Multi-domain performance analysis with scores tailored to user preferences
Sébastien Piérard, Adrien Deliège, Marc Van Droogenbroeck
TL;DR
The paper tackles uncertainty in domain distributions and user tradeoffs by formulating a probabilistic framework where domain performances are averaged via a summarization. It shows that for several score families, the averaged performance can be expressed as a weighted sum of domain scores, with explicit weights for unconditional and ratio-based scores. By introducing ranking-based scores and a user-preference model, it defines easy, difficult, preponderant, and bottleneck domains, and provides visualization tools (Tile flavors) in the two-class crisp classification setting. These contributions yield a practical, user-centered method for multi-domain performance analysis and actionable visuals to guide development and improvement priorities.
Abstract
The performance of algorithms, methods, and models tends to depend heavily on the distribution of cases on which they are applied, this distribution being specific to the applicative domain.

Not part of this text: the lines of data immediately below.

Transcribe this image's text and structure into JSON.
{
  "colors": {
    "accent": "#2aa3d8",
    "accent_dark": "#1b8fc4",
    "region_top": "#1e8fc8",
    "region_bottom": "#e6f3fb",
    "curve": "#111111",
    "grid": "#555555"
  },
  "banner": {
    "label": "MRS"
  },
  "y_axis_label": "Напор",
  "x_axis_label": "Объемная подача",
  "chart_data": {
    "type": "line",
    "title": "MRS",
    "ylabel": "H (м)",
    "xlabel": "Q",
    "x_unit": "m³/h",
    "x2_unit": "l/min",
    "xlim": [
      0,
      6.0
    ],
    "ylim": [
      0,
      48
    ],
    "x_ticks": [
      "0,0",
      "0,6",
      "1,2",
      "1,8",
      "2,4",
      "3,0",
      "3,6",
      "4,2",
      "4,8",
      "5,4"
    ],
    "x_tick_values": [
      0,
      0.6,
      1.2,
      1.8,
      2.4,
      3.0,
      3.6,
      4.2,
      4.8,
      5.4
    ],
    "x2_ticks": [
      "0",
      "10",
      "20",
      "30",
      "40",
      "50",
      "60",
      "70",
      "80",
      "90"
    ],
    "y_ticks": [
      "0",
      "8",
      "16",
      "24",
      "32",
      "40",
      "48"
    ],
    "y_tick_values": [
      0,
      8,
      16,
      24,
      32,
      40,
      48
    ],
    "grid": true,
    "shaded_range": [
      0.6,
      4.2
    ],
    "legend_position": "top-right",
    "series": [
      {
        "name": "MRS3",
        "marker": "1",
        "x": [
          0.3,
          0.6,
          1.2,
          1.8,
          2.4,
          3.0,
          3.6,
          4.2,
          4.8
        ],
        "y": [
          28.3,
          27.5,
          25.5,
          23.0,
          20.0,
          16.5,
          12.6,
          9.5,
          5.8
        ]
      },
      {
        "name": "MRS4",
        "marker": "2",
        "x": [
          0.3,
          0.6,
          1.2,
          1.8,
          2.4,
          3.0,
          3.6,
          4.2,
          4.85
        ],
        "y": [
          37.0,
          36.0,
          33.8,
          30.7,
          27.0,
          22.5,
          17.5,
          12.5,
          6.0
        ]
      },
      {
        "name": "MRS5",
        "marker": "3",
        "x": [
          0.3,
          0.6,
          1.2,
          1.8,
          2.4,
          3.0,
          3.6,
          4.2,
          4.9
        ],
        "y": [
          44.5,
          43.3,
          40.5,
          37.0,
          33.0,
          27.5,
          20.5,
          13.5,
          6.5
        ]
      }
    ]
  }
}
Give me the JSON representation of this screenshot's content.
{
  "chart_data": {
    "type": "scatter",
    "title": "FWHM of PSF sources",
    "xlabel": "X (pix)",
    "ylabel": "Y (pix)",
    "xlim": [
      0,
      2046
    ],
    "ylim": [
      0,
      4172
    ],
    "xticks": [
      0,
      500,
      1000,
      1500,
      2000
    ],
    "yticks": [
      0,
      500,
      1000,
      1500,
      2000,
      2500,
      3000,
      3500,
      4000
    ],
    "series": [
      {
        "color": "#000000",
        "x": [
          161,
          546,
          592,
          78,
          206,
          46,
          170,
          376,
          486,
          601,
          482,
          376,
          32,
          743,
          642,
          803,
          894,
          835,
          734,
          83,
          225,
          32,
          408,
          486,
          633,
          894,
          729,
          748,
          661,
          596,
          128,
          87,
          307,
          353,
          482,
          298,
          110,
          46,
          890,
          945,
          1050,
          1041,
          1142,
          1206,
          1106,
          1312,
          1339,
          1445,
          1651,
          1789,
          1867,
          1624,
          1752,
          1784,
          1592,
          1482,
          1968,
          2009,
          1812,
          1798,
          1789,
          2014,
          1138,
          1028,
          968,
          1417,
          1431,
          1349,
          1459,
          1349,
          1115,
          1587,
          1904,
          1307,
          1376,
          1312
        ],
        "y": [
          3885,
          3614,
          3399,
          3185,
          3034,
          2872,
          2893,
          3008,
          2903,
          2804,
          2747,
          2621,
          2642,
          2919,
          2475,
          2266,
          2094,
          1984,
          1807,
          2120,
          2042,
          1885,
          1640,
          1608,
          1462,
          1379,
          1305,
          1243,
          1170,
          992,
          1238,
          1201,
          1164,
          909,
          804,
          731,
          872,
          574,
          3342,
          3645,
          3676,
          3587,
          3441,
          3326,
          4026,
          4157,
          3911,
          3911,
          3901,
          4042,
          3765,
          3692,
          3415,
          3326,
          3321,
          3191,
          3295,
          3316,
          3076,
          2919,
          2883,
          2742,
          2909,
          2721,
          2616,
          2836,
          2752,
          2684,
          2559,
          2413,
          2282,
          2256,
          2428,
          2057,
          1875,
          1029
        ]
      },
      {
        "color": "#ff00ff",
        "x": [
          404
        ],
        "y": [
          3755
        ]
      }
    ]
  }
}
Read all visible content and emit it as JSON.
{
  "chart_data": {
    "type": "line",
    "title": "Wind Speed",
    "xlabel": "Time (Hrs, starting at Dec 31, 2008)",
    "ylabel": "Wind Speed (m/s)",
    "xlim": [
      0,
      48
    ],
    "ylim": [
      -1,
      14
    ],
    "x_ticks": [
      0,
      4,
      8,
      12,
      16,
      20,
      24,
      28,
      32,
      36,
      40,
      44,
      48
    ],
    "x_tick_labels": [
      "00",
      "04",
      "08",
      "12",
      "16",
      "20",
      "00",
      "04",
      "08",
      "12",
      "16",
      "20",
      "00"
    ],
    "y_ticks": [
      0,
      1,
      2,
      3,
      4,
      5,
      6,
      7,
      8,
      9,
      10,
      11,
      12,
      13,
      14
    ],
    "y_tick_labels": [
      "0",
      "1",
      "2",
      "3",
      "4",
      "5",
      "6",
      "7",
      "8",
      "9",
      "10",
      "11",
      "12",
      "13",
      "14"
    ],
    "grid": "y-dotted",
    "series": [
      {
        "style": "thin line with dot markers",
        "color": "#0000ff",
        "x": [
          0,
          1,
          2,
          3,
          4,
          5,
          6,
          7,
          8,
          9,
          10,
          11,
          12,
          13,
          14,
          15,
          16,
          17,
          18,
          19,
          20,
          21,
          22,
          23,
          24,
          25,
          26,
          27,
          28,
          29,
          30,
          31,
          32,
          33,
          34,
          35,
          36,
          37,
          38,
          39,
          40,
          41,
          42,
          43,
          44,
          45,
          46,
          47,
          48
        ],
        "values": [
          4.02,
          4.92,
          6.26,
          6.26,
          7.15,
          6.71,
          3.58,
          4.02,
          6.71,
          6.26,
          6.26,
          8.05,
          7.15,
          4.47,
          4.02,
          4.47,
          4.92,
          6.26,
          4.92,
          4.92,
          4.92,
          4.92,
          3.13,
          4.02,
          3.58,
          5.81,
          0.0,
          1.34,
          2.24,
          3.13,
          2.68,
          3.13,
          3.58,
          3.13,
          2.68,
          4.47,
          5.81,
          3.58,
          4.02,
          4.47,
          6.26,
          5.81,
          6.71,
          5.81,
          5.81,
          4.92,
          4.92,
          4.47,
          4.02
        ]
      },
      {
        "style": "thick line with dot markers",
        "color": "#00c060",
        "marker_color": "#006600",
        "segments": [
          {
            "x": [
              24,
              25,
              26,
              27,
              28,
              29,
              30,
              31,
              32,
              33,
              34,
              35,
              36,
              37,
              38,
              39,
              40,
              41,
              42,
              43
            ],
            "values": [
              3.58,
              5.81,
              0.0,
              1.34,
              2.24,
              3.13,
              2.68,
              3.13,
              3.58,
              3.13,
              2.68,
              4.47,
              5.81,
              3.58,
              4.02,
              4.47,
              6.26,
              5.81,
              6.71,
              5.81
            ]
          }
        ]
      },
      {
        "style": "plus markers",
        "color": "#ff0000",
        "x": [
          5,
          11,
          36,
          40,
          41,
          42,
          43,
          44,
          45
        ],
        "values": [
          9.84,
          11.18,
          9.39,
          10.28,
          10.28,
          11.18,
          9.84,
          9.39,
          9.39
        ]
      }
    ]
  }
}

After performing an evaluation in several domains, it is highly informative to compute a (weighted) mean performance and, as shown in this paper, to scrutinize what happens during this averaging. To achieve this goal, we adopt a probabilistic framework and consider a performance as a probability measure (e.g., a normalized confusion matrix for a classification task). It appears that the corresponding weighted mean is known to be the summarization, and that only some remarkable scores assign to the summarized performance a value equal to a weighted arithmetic mean of the values assigned to the domain-specific performances. These scores include the family of ranking scores, a continuum parameterized by user preferences, and that the weights to consider in the arithmetic mean depend on the user preferences. Based on this, we rigorously define four domains, named easiest, most difficult, preponderant, and bottleneck domains, as functions of user preferences. After establishing the theory in a general setting, regardless of the task, we develop new visual tools for two-class classification.